You’re going to need somewhere to keep all of that food from going bad when you pack your meals for the day, right? There are a lot of travel coolers out there, but the ones I like to use are from 6 Pack Bags. They have a wide variety of options and their products are always high quality.
#3: HEART RATE MONITOR
Everyone is different, so the only real way to make sure you are challenging yourself is to monitor your heart rate. I will be giving you specific heart rate ranges for all forms of cardio during the Transformation Challenge, and while most newer cardio machines have built-in heart rate detectors (on the handles usually), not all cardio machines track your heart rate for you – or do it accurately. My Polar Heart Rate Monitor isn’t cheap, but I wear it every day. It tracks my sleep, steps, calories burned, intensity of my training and more, and it beeps at me when it is time to get up and move!
If you’re interested, you can use my code (make sure to use all caps) – NICOLEVIP – and save 15% off of all orders. You can see all of the Polar options here.
The nPower Nutrition Sleek Shaker Mini (16 oz) and the nPower Nutrition Black Shaker (25 oz) are great quality shakers, inexpensive ($7.99 and $8.99) and easy to bring with you anywhere you go. If you purchased the Gold Package when entering the challenge, then you already have the Black Shaker on the way. If you don’t, check them out!
#5: FITNESS APPS
MyFitnessPal is a free calorie counting app that I use to track my meals every day. I highly using it, and getting familiar with it so you can start tracking when the challenge starts. There is an option to upgrade the app – it only costs $50 a year to do so, if you choose – to allow you to adjust your macros by grams instead of percentages. It isn’t absolutely necessary but, if you can do so, I recommend it.
You’ll need an Interval Timer app – just search “Interval Timer” in the app store – for the cardio acceleration workouts in the program.
I’m sure you all have iTunes or something similar, but I really like Spotify since it gives me access to pretty much every song out there.
#6: WORKOUT JOURNAL
You’re going to have to challenge yourself if you want to see the best results, and one of the best ways to do that is to lift progressively heavier weight each week (while using good form, of course). There are plenty of options out there, but I love my fitbookPREP workout journal that I personally helped design with fitbook owner/creator Angela Mader. If you purchased the Gold package then you already have this – or it is on the way!

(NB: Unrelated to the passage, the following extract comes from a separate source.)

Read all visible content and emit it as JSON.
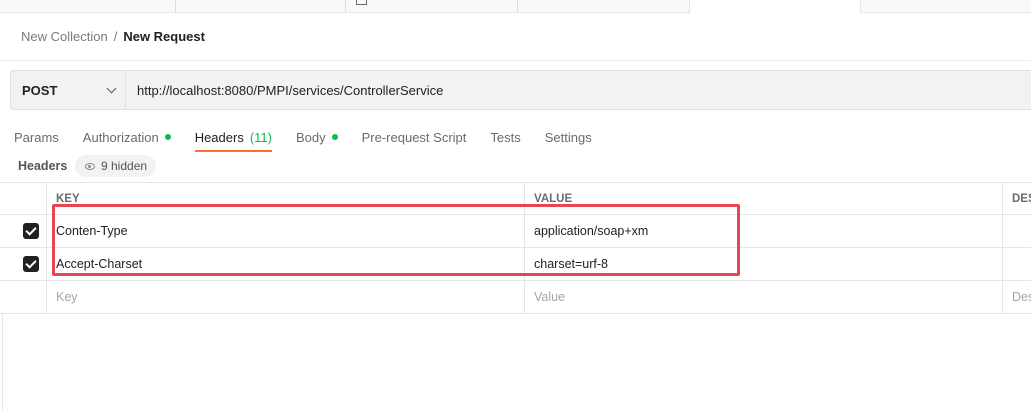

If you didn’t, don’t worry, you can still get one! All Challenge entrants will get 25% off their fitbook PREP when you use the code at checkout: Challenge25.
#7: WEIGHT BELT
Weight belts are a great lifting accessory that can help you lift heavier – and safer – by stabilizing your spine and giving extra support to your core. I almost always use a belt on bent-over movements like rows, deadlifts (when I do them) and especially on exercises like squats and heavy lunges. I have my belts custom-made by Cardillo – they have been around for years and are endorsed by some of the top names in the fitness industry. You can also do a search on Amazon for a variety of belts.
#8: LIFTING STRAPS
Another accessory that I can’t do without when I am trying to lift heavy, especially on pulling movements (lat pulldowns, rows, pull-ups etc). When you are trying to lift as heavy as possible, it’s usually your grip that gives out before the muscle groups you are trying to work. There’s nothing more frustrating than knowing you can do a few more reps … if only your grip would allow it!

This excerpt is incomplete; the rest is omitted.